А эти уже на подходе со своими соблазнами, льстивы, коварны и обольстительны:
— Гоша, глыбища ты наша! Все отражают, ты не отражаешь. Изобрази для газеты, к славному юбилею.
— Я не умею.
— Чего там уметь? Тара-тара, тара-тара, тара-тара юбилей…
Отвечал с тоской:
— У меня не получится.
— Не увиливай, Гоша. Чем ты лучше иных?
— Я не лучше. Я — иначе.
— Ты же наш, Гоша. Коренной. Не эти, которые пристяжные. Напиши — тебя приметят, учтут при распределении.
Оживлялся. Руки потирал в вожделении:
— Меня нанимают? За приличное вознаграждение? Выделят ли за это дополнительный день недели? Прибавят ли час в сутки? Задержат закаты для меня на пару мгновений?
— Дурак ты, Гоша.
— Кому-то надо быть дураком.
— Кому-то надо. Всё. Конец цитате.
Трубку кидали с треском, и он говорил раздумчиво:
— Мушиные игры. Суета сует и шелуха шелух… Мы гордые, Финкель. Аристократы духа, рыцари-гидальго, кавалергарды под перезвон шпор. Эти, увилистые, нам не по нраву.
А вокруг зависимые, а в душе завистливые, которые придут на помощь, если сочтут необходимым. Или не сочтут. Упрашивали его в суетном, натужливом дожитии, с несбыточной надеждой на бессмертие, ненавистники чужого слова, строки, абзаца:
— Гоша, ты многое повидал. И многих. Напиши, Гоша, о тех, что прошли мимо тебя, коснулись мимоходом, запали в памяти.
— Нет уж, — отвечал. — Воспоминания — жанр избранных, а также обделенных талантами или зажившихся на свете. Я себе заказал: не твое — не берись, даже не касайся. Да и нет у меня воспоминаний, одни ощущения, которые не увековечить.
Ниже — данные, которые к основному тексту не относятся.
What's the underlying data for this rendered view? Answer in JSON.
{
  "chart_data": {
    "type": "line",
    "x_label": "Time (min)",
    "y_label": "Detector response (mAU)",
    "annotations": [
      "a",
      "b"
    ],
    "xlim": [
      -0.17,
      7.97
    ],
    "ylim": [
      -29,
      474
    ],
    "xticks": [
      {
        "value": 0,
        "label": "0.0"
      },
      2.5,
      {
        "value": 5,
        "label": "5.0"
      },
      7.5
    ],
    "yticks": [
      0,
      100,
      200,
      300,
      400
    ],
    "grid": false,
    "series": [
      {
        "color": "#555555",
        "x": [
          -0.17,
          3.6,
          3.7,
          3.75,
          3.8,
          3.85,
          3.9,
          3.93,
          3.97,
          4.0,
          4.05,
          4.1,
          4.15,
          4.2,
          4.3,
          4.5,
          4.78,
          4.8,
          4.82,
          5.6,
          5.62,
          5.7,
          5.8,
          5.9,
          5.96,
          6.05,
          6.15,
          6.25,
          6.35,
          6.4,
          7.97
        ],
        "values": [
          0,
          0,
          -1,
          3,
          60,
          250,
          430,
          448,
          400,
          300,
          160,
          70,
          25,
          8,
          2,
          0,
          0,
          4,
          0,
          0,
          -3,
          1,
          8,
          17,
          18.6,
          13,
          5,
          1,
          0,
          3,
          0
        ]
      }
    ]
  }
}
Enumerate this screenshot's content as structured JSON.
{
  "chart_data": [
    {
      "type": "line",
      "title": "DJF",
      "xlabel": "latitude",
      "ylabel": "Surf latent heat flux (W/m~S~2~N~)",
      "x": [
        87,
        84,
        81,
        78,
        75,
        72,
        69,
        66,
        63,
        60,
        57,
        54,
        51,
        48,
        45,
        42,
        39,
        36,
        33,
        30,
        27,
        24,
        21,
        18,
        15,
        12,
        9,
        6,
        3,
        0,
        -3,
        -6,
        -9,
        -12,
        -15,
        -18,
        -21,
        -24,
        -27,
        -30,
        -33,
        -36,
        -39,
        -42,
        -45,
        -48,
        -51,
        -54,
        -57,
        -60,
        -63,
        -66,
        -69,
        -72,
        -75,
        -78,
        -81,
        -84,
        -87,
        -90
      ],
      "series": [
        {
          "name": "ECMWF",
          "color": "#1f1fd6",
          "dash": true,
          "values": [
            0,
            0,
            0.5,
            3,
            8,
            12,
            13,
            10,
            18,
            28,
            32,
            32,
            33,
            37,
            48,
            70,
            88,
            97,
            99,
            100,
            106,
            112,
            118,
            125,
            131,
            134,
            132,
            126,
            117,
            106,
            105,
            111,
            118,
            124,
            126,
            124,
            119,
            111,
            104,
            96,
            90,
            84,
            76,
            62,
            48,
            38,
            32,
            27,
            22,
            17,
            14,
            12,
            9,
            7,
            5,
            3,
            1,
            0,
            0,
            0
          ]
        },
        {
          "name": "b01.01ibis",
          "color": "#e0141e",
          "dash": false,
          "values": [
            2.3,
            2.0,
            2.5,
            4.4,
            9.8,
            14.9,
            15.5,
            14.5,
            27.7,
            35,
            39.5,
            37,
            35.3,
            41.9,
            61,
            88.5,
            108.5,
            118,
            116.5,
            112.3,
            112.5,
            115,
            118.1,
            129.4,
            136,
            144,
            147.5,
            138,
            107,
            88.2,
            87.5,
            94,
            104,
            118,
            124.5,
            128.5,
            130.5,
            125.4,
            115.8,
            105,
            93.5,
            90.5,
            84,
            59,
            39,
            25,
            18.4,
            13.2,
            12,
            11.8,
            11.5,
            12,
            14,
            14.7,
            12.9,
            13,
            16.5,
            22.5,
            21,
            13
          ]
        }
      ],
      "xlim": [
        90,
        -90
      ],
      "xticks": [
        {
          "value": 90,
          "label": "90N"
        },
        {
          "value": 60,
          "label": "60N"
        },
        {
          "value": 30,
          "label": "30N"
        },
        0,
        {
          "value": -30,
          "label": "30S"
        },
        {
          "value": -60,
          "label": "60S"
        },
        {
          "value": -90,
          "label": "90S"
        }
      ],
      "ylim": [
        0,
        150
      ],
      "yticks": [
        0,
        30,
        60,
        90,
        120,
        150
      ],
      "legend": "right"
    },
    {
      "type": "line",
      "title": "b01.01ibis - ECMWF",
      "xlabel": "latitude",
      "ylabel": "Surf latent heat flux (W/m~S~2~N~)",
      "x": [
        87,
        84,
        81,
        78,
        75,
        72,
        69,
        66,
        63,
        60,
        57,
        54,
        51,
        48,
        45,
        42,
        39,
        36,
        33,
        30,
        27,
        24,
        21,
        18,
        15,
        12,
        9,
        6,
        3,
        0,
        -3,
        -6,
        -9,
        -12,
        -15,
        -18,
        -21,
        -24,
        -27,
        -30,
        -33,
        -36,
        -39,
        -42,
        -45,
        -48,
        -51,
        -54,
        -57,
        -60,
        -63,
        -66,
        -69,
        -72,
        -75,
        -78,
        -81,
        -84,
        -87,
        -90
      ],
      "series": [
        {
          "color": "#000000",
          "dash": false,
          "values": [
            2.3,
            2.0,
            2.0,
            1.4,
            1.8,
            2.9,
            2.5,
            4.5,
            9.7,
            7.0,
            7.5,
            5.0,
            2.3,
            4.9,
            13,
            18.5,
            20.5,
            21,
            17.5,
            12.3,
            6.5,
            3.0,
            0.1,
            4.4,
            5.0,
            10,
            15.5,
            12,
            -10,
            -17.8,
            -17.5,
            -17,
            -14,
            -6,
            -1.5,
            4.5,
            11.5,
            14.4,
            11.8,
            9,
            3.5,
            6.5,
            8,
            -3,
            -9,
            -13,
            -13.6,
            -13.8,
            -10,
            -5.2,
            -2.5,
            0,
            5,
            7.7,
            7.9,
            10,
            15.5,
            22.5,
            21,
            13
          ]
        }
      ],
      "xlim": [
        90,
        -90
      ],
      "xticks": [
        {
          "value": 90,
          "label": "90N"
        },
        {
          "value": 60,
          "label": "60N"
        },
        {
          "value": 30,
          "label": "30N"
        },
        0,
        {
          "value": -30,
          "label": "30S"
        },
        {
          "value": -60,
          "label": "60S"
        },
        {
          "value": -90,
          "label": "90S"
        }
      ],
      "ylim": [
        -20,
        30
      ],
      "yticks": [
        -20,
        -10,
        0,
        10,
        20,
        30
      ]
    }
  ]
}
— Недооцениваешь, Гоша, свое окружение. Недопонимаешь.
Бывало в добрые времена: щедрый покровитель, — тот, кто дает, не тот, кто берет, — усаживал за стол всякого голодного, шагнувшего за порог, кормил, ни о чем не спрашивал; этот стол шел на выделку гроба, и в нем хоронили милосердного человека. Стол, за которым столько продумано, достоин того, чтобы из него соорудили последнее пристанище для сочинителя, — Маша, жена его, не додумалась.